As questões norteadoras deste artigo são: Como o gênero musical guitarrada se constrói
enquanto identidade cultural com fortes indicativos para ser reconhecido como Patrimônio
Cultural Imaterial no Pará? Como estabelecer relações entre a prática musical das guitarradas e as
transformações culturais que se firmam na memória e marcam a identidade musical em Belém e
Barcarena? Para responder a estas questões, foi realizado o levantamento da literatura existente
sobre o tema em questão, entrevistas semiestruturadas com o Mestre Vieira e visitas ao acervo
de sua família, buscando obter informações precisas sobre a temática proposta.

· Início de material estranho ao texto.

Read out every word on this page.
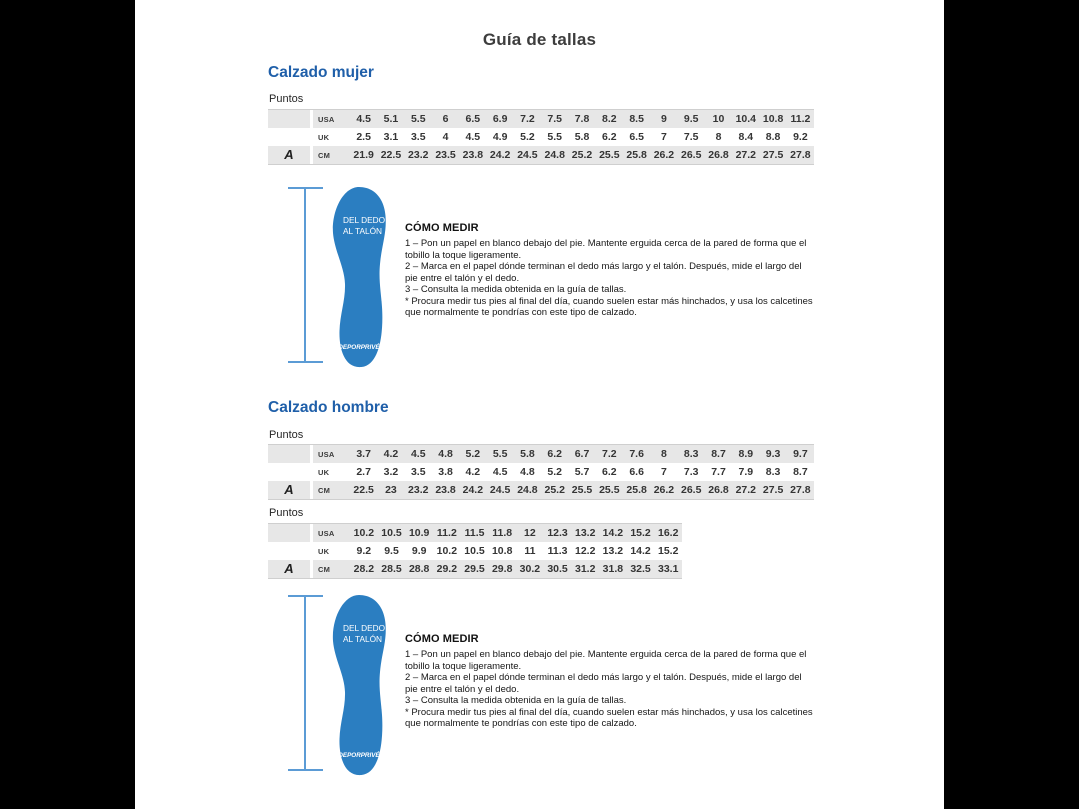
Guía de tallas
Calzado mujer
Puntos
USA	4.5	5.1	5.5	6	6.5	6.9	7.2	7.5	7.8	8.2	8.5	9	9.5	10	10.4 10.8 11.2
UK	2.5	3.1	3.5	4	4.5	4.9	5.2	5.5	5.8	6.2	6.5	7	7.5	8	8.4	8.8	9.2
A	CM	21.9 22.5 23.2 23.5 23.8 24.2 24.5 24.8 25.2 25.5 25.8 26.2 26.5 26.8 27.2 27.5 27.8
DEL DEDO
AL TALÓN
DEPORPRIVÉ
CÓMO MEDIR
1 – Pon un papel en blanco debajo del pie. Mantente erguida cerca de la pared de forma que el tobillo la toque ligeramente.
2 – Marca en el papel dónde terminan el dedo más largo y el talón. Después, mide el largo del pie entre el talón y el dedo.
3 – Consulta la medida obtenida en la guía de tallas.
* Procura medir tus pies al final del día, cuando suelen estar más hinchados, y usa los calcetines que normalmente te pondrías con este tipo de calzado.
Calzado hombre
Puntos
USA	3.7	4.2	4.5	4.8	5.2	5.5	5.8	6.2	6.7	7.2	7.6	8	8.3	8.7	8.9	9.3	9.7
UK	2.7	3.2	3.5	3.8	4.2	4.5	4.8	5.2	5.7	6.2	6.6	7	7.3	7.7	7.9	8.3	8.7
A	CM	22.5	23	23.2 23.8 24.2 24.5 24.8 25.2 25.5 25.5 25.8 26.2 26.5 26.8 27.2 27.5 27.8
Puntos
USA	10.2 10.5 10.9 11.2 11.5 11.8	12	12.3 13.2 14.2 15.2 16.2
UK	9.2	9.5	9.9 10.2 10.5 10.8	11	11.3 12.2 13.2 14.2 15.2
A	CM	28.2 28.5 28.8 29.2 29.5 29.8 30.2 30.5 31.2 31.8 32.5 33.1
DEL DEDO
AL TALÓN
DEPORPRIVÉ
CÓMO MEDIR
1 – Pon un papel en blanco debajo del pie. Mantente erguida cerca de la pared de forma que el tobillo la toque ligeramente.
2 – Marca en el papel dónde terminan el dedo más largo y el talón. Después, mide el largo del pie entre el talón y el dedo.
3 – Consulta la medida obtenida en la guía de tallas.
* Procura medir tus pies al final del día, cuando suelen estar más hinchados, y usa los calcetines que normalmente te pondrías con este tipo de calzado.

O artigo aqui apresentado possui duas seções. Na primeira é identificado o movimento da
lambada instrumental, guitarrada, a partir dos anos 2000, considerando os indicativos para o seu
processo de consolidação enquanto Patrimônio Cultural Imaterial do Estado do Pará. Na segunda
são apontadas relações entre a prática da guitarrada e as transformações culturais que marcam a
identidade musical local. Considerações sobre o estado da pesquisa são descritas ao final do
trabalho. Observar e analisar as práticas musicais das guitarradas no estado do Pará nos
possibilitou a sensibilidade necessária e imersões reflexivas mais profundas para as interpretações
de contextos e transformações socioculturais ocorridas no recorte espaço-tempo desta pesquisa.

Da lambada à guitarrada
O gênero musical lambada, aquele nos moldes instaurados por Vieira, surge propriamente
na década de 1970, se desenvolve amplamente nos anos de 1980 e entra em um período de
silenciamento na década de 1990. Este silenciamento se justifica quando analisamos a discografia
do mestre, que entre 19918 e 19989 não lança nenhum disco e pelo surgimento de artistas como
Beto Barbosa e Banda Kaoma, que redirecionam o mercado fonográfico nos anos 1990. A partir
dos anos 2000, agora chamada de guitarrada, o panorama envolvendo esta prática musical se
transfigura, remodelando novos valores simbólicos e culturais no Pará. Para Seeger (2008 [1991]:
248), a compreensão de um sistema musical requer um conhecimento intensivo do mesmo. A
etnografia da música demanda o conhecimento em primeira mão e em profundidade da tradição
musical e da sociedade da qual tal tradição é uma parte.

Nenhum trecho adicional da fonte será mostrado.